Time namespaces interact with timer and sleep APIs, such as clock_gettime, clock_nanosleep, and related functionality, so that processes see their adjusted notion of time consistently.
Namespace Files in /proc
Linux exposes namespace membership through special files in /proc/<pid>/ns. Each of these entries is a symbolic link that points to a kernel-internal representation of a namespace, often including a unique identifier. For instance, listing /proc/self/ns may show entries such as mnt, uts, pid, net, ipc, user, cgroup, and time.
These links are not ordinary files; they represent references to namespace objects. If you open one of these paths and pass the resulting file descriptor to setns, you can join the corresponding namespace, subject to permission checks.
Because these paths are unique per namespace, you can compare them across processes to determine if they share a given namespace. The inode numbers in the stat output of these links are often used for that purpose. If two processes have mnt links that refer to the same inode, they are in the same mount namespace.
Nesting and Combining Namespaces
Namespaces are most powerful when combined. A typical container might involve a user namespace for identity mapping, a PID namespace for process isolation, a mount namespace for filesystem isolation, a network namespace for network stack isolation, and UTS and IPC namespaces for name and IPC isolation. Cgroup and time namespaces can further refine the environment.
Not all namespaces are hierarchical in the same way, but there are common patterns:
User namespaces form a base for unprivileged containers because privilege within a namespace is decoupled from host privilege.
PID namespaces are often nested under user namespaces, giving each container its own process tree under a container-specific root user.
Mount and network namespaces are frequently created together so that the container has its own filesystem view and networking.
The order of creation is important because some operations require particular capabilities at the time the namespace is created. For example, creating certain namespaces or configuring their resources often requires effective capabilities inside the user namespace.
From a kernel perspective, the process state includes a vector of namespace pointers. Operations that affect a resource consult the namespace associated with that resource type for the current process. This design allows the kernel to multiplex global resources across many isolated views.
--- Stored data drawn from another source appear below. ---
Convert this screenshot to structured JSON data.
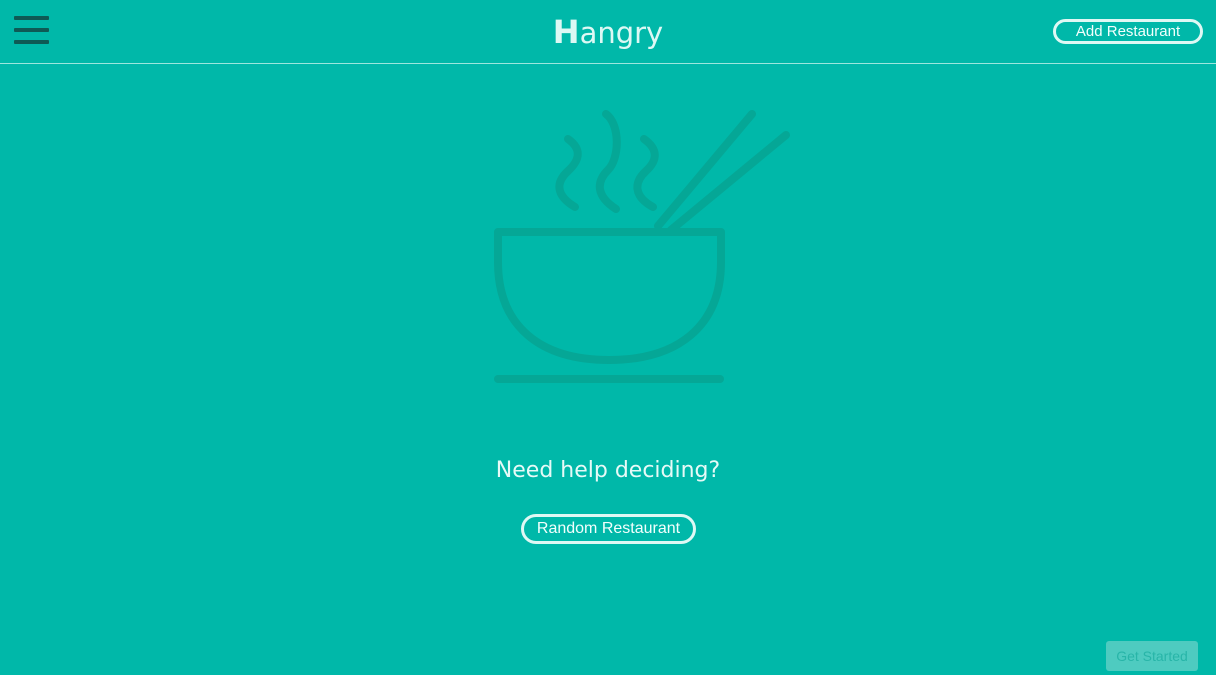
{
  "header": {
    "brand_initial": "H",
    "brand_rest": "angry",
    "add_restaurant_label": "Add Restaurant",
    "menu_icon": "hamburger-menu-icon"
  },
  "main": {
    "illustration_icon": "noodle-bowl-chopsticks-icon",
    "prompt": "Need help deciding?",
    "random_button_label": "Random Restaurant"
  },
  "footer": {
    "get_started_label": "Get Started"
  },
  "colors": {
    "background": "#00b8a9",
    "illustration_stroke": "#05a796",
    "menu_icon": "#0e5a55",
    "button_outline": "#dff8f4",
    "get_started_bg": "#4ecbc0"
  }
}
Limitations and Interactions
Namespaces are a mechanism for isolation of views, not a full virtualization solution by themselves. There are several important limitations and interactions:
Security is not guaranteed by namespaces alone. Many kernel interfaces and side channels, such as certain /proc details or hardware performance counters, may leak information across namespaces unless carefully managed alongside other hardening features.
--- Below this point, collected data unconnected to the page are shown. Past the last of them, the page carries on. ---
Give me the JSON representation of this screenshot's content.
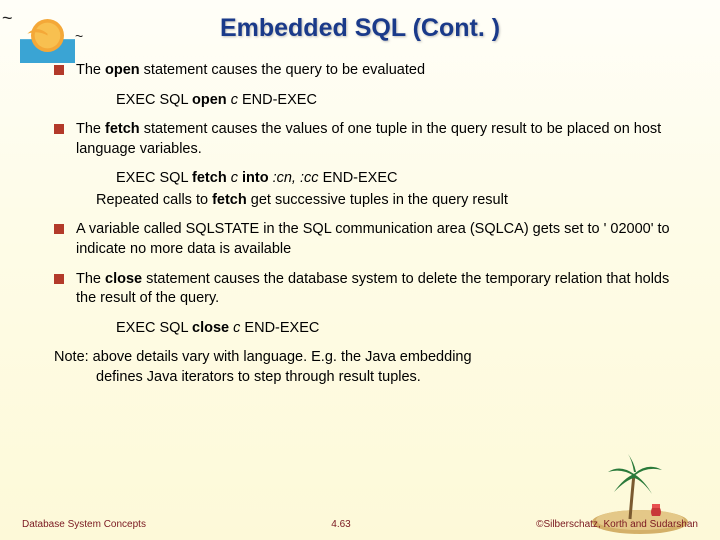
{
  "title": "Embedded SQL (Cont. )",
  "bullets": {
    "b1_pre": "The ",
    "b1_bold": "open",
    "b1_post": " statement causes the query to be evaluated",
    "code1_a": "EXEC SQL ",
    "code1_b": "open ",
    "code1_c": "c ",
    "code1_d": "END-EXEC",
    "b2_pre": "The ",
    "b2_bold": "fetch",
    "b2_post": " statement causes the values of one tuple in the query result to be placed on host language variables.",
    "code2_a": "EXEC SQL ",
    "code2_b": "fetch ",
    "code2_c": "c ",
    "code2_d": "into",
    "code2_e": " :cn, :cc ",
    "code2_f": "END-EXEC",
    "sub2_pre": "Repeated calls to ",
    "sub2_bold": "fetch",
    "sub2_post": " get successive tuples in the query result",
    "b3": "A variable called SQLSTATE in the SQL communication area (SQLCA) gets set to ' 02000' to indicate no more data is available",
    "b4_pre": "The ",
    "b4_bold": "close",
    "b4_post": " statement causes the database system to delete the temporary relation that holds the result of the query.",
    "code4_a": "EXEC SQL ",
    "code4_b": "close ",
    "code4_c": "c ",
    "code4_d": "END-EXEC",
    "note1": "Note: above details vary with language.  E.g. the Java embedding",
    "note2": "defines Java iterators to step through result tuples."
  },
  "footer": {
    "left": "Database System Concepts",
    "center": "4.63",
    "right": "©Silberschatz, Korth and Sudarshan"
  }
}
Resource limits come from cgroups, quotas, and related mechanisms, not from namespaces. It is easy to create an isolated environment that still has unrestricted access to CPU, memory, or disk bandwidth unless these are managed separately.
Some operations remain global or are only partially namespaced, depending on kernel version and configuration. The set of resources covered by each namespace type has evolved over time.
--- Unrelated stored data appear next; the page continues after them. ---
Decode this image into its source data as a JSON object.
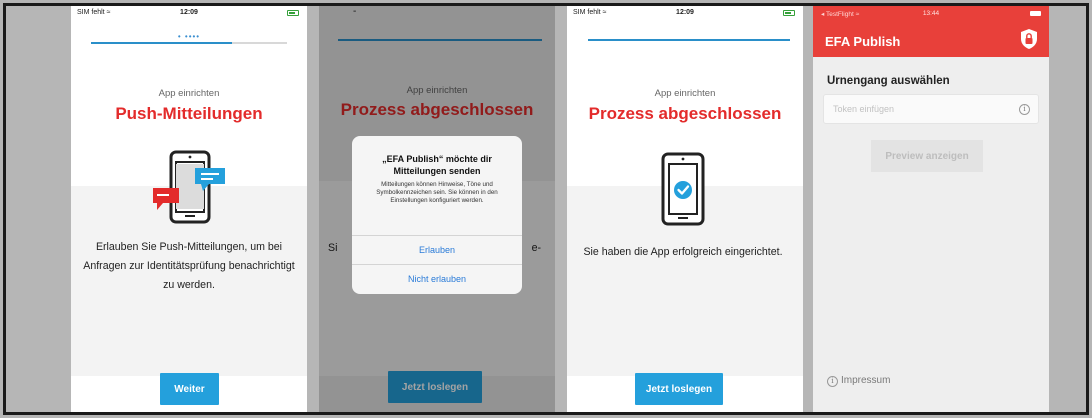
{
  "colors": {
    "brand_red": "#e32b2b",
    "button_blue": "#24a0dc",
    "link_blue": "#2a7bd8",
    "header_red": "#e8403a"
  },
  "screen1": {
    "status": {
      "carrier": "SIM fehlt ≈",
      "time": "12:09"
    },
    "dots": "• ••••",
    "progress": 0.72,
    "eyebrow": "App einrichten",
    "title": "Push-Mitteilungen",
    "body": "Erlauben Sie Push-Mitteilungen, um bei Anfragen zur Identitätsprüfung benachrichtigt zu werden.",
    "button": "Weiter",
    "icons": [
      "phone-with-chat-bubbles-icon"
    ]
  },
  "screen2": {
    "status": {
      "dash": "-"
    },
    "progress": 1.0,
    "eyebrow": "App einrichten",
    "title": "Prozess abgeschlossen",
    "peek_left": "Si",
    "peek_right": "e-",
    "alert": {
      "title": "„EFA Publish“ möchte dir Mitteilungen senden",
      "message": "Mitteilungen können Hinweise, Töne und Symbolkennzeichen sein. Sie können in den Einstellungen konfiguriert werden.",
      "allow": "Erlauben",
      "deny": "Nicht erlauben"
    },
    "button": "Jetzt loslegen"
  },
  "screen3": {
    "status": {
      "carrier": "SIM fehlt ≈",
      "time": "12:09"
    },
    "eyebrow": "App einrichten",
    "title": "Prozess abgeschlossen",
    "body": "Sie haben die App erfolgreich eingerichtet.",
    "button": "Jetzt loslegen",
    "icons": [
      "phone-checkmark-icon"
    ]
  },
  "screen4": {
    "status": {
      "testflight": "◂ TestFlight ≈",
      "time": "13:44"
    },
    "title": "EFA Publish",
    "section": "Urnengang auswählen",
    "token_placeholder": "Token einfügen",
    "preview_button": "Preview anzeigen",
    "impressum": "Impressum",
    "icons": [
      "lock-icon",
      "info-icon"
    ]
  }
}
Privilege transitions must be handled carefully. User namespaces, in particular, provide a complex model where processes can be privileged inside a namespace yet unprivileged outside. Kernel bugs in this area can have serious security implications, which is why distributions sometimes restrict or disable unprivileged user namespaces.
Despite these caveats, namespaces provide the fundamental isolation building blocks used by higher level systems such as container runtimes, sandboxing tools, and multi-tenant hosting environments. Understanding namespaces at this level gives you insight into how a single Linux kernel can safely host many seemingly independent systems.